In the 2002 parliamentary elections, the party won 12 out of 120 seats as part of the Together for Macedonia alliance, led by the Social Democratic Union of Macedonia and the Liberal Democratic Party. After the 2002 elections it participated in the government together with the SDSM and the Democratic Union for Integration.

After the 2006 parliamentary elections, the Liberal Democratic Party did not remain in government.

The party participated in the 2009 Macedonian presidential election without entering in coalition with any of the larger parties. The candidate for presidency in the election was Nano Ruzin, who garnered 40,042 votes which equaled 4.06% of the popular vote in the first round of the elections.

In the 2011 parliamentary election, the Liberal Democratic Party lost all 4 of its seats, receiving 1.48% of the popular vote.

The party was part of the coalition "Alliance for the Future" alongside SDSM, VMRO-NP, NSDP, United for Macedonia and Dignity.

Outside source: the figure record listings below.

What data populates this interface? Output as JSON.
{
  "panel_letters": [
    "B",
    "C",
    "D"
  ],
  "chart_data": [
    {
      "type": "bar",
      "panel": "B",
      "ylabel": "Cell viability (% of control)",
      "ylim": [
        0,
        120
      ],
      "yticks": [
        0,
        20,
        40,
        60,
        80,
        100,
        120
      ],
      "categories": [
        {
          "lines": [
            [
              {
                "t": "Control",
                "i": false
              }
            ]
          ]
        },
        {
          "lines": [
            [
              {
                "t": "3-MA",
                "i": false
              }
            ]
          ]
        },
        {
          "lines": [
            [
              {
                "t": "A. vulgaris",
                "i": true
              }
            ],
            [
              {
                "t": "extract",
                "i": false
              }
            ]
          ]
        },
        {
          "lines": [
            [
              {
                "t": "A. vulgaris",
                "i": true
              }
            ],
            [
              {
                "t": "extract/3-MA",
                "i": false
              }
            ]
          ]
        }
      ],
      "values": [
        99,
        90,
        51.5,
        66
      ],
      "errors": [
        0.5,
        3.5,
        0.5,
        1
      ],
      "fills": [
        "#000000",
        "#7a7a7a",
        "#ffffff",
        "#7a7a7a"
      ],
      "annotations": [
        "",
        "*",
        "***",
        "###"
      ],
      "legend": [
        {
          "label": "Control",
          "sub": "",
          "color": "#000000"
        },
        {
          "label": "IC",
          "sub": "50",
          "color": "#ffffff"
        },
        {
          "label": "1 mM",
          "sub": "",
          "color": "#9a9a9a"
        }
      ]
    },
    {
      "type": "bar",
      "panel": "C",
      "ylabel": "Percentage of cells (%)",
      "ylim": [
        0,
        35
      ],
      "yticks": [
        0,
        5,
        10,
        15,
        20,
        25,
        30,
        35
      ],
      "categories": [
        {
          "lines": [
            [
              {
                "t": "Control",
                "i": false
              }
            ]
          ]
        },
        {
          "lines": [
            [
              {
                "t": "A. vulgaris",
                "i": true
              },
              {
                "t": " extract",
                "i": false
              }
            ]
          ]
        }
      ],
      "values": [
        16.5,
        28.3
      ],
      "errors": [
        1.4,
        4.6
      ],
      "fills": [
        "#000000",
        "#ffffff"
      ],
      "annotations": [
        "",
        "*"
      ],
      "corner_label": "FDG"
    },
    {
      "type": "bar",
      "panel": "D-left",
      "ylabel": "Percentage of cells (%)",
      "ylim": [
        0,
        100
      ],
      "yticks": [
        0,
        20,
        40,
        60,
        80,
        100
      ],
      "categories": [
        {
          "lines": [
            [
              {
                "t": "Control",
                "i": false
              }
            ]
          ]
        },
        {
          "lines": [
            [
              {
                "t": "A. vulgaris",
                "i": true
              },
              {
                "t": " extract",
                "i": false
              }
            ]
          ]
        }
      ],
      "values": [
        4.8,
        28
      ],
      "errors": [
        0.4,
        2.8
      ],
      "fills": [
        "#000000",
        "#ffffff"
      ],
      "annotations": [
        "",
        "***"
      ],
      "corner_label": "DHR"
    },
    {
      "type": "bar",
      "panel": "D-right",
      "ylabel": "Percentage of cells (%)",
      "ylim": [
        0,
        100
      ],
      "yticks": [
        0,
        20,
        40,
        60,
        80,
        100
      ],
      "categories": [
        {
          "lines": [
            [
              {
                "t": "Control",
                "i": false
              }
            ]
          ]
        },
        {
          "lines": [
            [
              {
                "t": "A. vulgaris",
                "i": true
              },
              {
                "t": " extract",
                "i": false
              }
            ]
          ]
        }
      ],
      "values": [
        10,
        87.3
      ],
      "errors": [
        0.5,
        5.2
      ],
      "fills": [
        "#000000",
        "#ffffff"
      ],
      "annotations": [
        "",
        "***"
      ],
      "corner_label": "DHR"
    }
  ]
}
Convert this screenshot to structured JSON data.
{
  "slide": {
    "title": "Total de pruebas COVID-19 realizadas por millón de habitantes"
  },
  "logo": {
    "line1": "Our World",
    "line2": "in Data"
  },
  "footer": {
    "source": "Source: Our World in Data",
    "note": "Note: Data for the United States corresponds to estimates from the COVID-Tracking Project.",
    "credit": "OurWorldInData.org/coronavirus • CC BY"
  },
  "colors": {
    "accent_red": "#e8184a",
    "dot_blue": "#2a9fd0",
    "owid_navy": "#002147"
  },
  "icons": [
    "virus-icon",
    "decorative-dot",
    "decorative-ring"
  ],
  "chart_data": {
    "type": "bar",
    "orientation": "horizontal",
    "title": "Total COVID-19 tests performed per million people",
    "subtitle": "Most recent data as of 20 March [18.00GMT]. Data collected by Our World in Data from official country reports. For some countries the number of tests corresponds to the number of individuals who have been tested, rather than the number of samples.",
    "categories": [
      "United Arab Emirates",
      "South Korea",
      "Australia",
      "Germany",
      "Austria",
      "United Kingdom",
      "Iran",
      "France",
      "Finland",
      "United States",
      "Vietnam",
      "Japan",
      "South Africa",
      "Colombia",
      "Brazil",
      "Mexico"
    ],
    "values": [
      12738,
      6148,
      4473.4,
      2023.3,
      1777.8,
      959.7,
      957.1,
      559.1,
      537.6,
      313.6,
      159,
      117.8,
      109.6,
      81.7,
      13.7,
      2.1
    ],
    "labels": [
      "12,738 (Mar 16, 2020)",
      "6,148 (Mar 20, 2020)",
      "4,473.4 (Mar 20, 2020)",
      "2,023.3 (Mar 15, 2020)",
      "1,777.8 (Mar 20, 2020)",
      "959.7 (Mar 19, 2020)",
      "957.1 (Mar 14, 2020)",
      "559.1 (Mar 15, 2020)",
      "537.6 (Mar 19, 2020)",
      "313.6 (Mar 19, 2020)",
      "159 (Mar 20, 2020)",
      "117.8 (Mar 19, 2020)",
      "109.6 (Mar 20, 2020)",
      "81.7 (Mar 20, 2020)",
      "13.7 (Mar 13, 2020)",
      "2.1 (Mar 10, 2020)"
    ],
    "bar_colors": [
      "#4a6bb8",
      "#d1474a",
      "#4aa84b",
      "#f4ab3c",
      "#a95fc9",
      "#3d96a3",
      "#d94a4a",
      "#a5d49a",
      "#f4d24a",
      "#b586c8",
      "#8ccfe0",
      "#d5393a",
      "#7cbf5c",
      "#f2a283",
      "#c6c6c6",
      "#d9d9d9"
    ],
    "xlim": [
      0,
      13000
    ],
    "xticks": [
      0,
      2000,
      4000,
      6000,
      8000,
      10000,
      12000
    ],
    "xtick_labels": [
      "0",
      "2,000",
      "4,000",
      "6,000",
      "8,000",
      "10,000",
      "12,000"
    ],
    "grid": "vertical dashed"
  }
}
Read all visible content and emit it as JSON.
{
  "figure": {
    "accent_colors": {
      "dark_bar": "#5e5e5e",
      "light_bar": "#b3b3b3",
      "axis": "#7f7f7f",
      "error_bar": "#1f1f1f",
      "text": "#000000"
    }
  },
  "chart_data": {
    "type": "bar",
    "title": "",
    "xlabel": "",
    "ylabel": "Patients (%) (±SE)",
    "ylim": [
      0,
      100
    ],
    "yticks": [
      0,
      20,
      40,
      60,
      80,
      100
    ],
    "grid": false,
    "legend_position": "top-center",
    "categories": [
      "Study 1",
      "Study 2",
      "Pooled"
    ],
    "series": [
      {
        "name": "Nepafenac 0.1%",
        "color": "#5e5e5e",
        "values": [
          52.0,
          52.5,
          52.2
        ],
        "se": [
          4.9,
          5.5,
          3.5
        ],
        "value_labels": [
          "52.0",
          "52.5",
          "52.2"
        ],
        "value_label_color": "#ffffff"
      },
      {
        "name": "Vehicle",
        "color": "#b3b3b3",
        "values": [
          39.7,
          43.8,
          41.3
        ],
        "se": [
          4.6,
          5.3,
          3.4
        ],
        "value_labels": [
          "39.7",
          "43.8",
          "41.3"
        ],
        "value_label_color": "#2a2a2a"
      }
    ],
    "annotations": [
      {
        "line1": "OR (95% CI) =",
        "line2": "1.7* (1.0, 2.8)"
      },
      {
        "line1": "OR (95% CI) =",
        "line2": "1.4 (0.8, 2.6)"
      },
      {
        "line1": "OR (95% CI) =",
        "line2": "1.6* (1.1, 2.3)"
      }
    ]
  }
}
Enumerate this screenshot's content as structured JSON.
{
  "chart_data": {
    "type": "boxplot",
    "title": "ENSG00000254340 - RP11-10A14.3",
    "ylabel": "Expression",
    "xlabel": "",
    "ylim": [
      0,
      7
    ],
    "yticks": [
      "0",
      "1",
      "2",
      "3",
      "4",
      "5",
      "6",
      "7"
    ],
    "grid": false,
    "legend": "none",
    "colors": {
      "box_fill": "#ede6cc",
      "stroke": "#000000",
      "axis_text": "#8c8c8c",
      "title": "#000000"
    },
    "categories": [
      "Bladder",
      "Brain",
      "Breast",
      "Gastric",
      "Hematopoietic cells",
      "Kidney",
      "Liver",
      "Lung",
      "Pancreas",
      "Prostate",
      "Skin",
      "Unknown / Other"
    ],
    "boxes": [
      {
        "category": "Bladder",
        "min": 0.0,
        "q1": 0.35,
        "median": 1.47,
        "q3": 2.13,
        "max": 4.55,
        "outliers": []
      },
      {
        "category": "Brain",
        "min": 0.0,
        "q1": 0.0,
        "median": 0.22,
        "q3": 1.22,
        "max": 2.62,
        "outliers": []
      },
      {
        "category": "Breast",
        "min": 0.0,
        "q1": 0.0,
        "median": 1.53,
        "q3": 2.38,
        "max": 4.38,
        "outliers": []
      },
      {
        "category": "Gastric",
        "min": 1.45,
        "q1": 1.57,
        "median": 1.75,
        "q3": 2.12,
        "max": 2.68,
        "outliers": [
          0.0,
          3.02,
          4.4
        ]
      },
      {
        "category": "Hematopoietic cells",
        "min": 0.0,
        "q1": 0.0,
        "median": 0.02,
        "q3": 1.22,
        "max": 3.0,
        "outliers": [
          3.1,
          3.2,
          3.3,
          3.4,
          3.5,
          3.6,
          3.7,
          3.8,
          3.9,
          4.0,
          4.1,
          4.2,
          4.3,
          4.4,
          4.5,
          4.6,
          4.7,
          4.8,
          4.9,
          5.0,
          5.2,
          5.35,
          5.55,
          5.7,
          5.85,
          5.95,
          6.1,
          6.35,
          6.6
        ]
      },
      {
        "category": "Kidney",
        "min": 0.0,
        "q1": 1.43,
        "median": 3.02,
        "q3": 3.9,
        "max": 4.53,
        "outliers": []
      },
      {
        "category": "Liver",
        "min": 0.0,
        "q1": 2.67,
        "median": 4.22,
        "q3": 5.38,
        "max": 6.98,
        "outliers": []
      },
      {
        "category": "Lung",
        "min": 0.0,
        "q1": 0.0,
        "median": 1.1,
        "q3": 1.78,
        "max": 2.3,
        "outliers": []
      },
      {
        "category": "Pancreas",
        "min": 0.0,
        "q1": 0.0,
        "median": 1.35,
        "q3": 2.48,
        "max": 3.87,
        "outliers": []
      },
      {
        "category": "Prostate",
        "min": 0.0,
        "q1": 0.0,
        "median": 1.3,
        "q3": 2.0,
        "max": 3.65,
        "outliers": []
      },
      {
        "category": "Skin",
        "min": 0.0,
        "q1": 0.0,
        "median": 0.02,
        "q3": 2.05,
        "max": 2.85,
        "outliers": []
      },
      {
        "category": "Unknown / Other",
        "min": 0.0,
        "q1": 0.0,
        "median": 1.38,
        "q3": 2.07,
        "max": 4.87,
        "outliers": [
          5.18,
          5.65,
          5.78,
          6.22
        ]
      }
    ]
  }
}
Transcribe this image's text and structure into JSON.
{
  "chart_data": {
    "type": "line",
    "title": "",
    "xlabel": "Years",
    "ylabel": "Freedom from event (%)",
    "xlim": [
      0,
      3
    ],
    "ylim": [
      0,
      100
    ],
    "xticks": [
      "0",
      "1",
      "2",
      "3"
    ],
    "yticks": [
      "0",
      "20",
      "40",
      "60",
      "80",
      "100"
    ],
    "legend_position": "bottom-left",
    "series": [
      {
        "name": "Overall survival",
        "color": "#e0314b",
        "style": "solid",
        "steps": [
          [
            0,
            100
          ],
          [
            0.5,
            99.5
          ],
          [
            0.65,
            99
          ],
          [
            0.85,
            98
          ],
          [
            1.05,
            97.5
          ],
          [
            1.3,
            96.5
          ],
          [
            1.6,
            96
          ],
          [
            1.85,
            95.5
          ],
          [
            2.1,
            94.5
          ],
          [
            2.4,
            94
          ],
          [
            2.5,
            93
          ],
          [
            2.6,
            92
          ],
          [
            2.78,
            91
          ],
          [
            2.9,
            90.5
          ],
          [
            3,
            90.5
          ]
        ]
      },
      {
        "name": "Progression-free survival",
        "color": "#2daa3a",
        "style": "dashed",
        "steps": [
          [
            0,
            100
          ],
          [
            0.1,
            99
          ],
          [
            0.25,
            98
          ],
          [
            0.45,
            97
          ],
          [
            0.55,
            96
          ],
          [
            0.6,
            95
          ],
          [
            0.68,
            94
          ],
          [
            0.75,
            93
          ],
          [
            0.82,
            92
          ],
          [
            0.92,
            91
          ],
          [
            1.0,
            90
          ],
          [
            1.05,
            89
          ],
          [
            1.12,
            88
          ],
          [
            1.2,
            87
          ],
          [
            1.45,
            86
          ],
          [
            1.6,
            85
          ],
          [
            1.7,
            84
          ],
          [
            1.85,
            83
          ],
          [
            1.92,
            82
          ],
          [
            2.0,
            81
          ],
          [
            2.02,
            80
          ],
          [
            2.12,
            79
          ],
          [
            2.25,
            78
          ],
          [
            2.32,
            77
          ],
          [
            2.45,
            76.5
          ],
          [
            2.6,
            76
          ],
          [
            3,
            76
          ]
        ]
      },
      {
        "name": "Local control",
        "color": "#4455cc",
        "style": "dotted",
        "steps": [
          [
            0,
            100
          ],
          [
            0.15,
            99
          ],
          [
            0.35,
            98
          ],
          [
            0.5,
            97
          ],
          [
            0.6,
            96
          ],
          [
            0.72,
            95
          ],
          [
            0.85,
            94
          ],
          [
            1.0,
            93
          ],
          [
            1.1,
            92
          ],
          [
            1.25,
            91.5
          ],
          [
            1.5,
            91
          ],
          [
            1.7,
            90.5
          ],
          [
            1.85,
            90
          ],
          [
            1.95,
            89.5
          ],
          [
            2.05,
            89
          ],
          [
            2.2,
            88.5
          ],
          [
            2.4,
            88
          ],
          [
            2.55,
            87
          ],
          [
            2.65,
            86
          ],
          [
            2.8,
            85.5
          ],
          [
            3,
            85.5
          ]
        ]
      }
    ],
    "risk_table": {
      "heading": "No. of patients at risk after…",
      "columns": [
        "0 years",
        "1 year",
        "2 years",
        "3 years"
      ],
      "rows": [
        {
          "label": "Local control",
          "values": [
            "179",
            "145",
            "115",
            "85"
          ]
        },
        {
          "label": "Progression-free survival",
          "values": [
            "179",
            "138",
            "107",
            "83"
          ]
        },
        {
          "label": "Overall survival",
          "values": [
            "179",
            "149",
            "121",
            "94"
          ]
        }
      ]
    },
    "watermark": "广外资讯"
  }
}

Following the 2013 local elections, the party's candidate for mayor, Andrej Žernovski, defeated the then mayor of the Centar Municipality, Vladimir Todorovik, taking a landslide victory in an election that lasted 3 electoral rounds. The opposition, led by SDSM, criticized the government and accused the government of bringing voters illegally from Pustec, a city in Albania. Further video material and strange names on the electoral lists revealed the information to be accurate. Nevertheless, the candidate of the opposition declared electoral victory following a very complicated and questionable election in the municipality. No answers were given by the current government in power in Macedonia, VMRO-DPMNE has rejected any accusations as false.

The LDP became a member of the Alliance of Liberals and Democrats for Europe Party on 2 December 2016.
On the early parliament elections on 11 December 2016, the party was in coalition with SDSM. The coalition won 440 000 and 49/120 MPs in the Macedonian assembly, with the LDP itself winning three seats.